Inspired by works in both The Scottish National Portrait Gallery’s and Inverness Museum and Art Gallery’s Jacobite collections, this contemporary intervention by the renowned Scottish artist Calum Colvin includes original artworks interspersed with the historical artefacts displayed in our First Floor Gallery.
Jacobites by Name, originally commissioned for the Scottish National Galleries, inventively combines photography with painting and installation. The result includes new works such as Lochaber no More (2015) which links two images of Charles Edward Stuart, commonly known as Bonnie Prince Charlie, the second Jacobite pretender to the throne and instigator of the failed 1745 Jacobite Rising. The first of the images shows Charles as a young man and the other much older.
To make his photographic works, Colvin constructs a set in his studio, using furniture and ornaments, and then paints images on to these three-dimensional objects. When seen through the lens of his camera, a two-dimensional image is formed, a blend of reality and illusion. The works are a powerful evocation of the passage of time and the melancholy of lost Jacobite hope.

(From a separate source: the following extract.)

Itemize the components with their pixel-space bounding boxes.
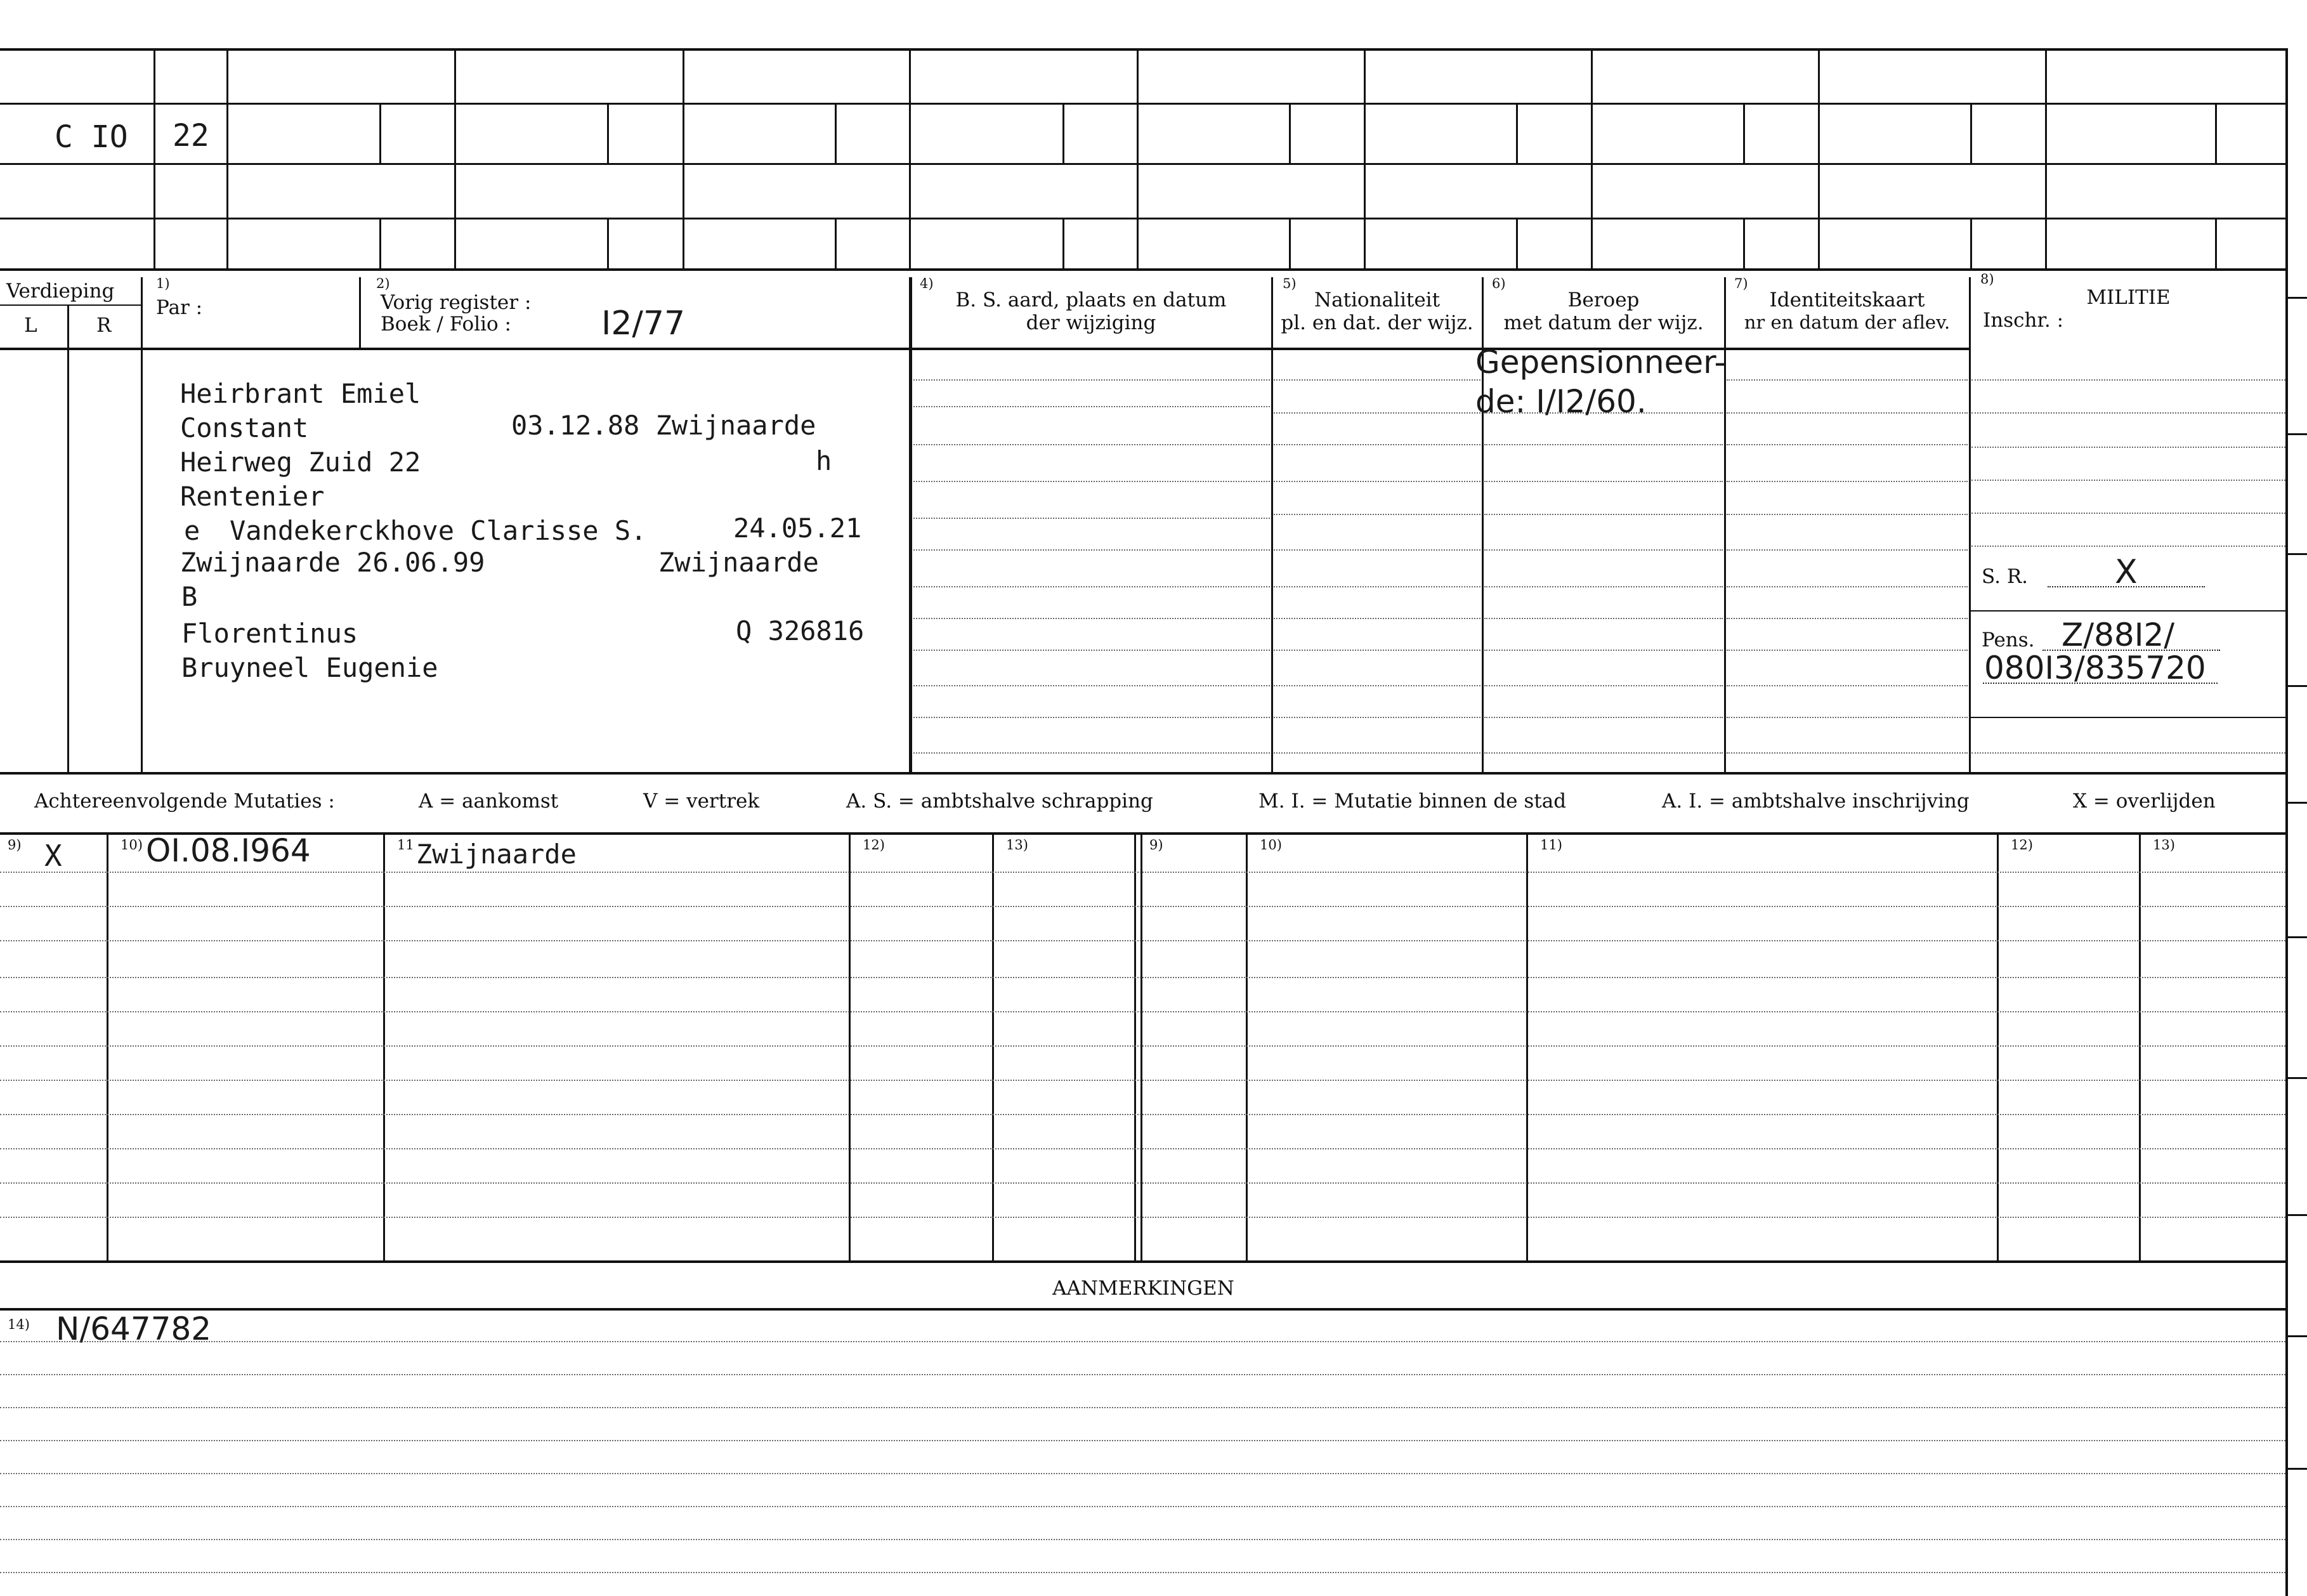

In his work, Colvin also alludes to the tradition of secret symbolism and optical illusionism in Jacobite-related art; because support for the exiled Stuarts was dangerous and could lead to accusations of disloyalty to the Crown, ‘secret’ portraits of the Pretenders and icons associated with the Royal Stuarts were to be discovered as surprise elements on many objects including drinking glasses and concealments behind the lid of closed boxes.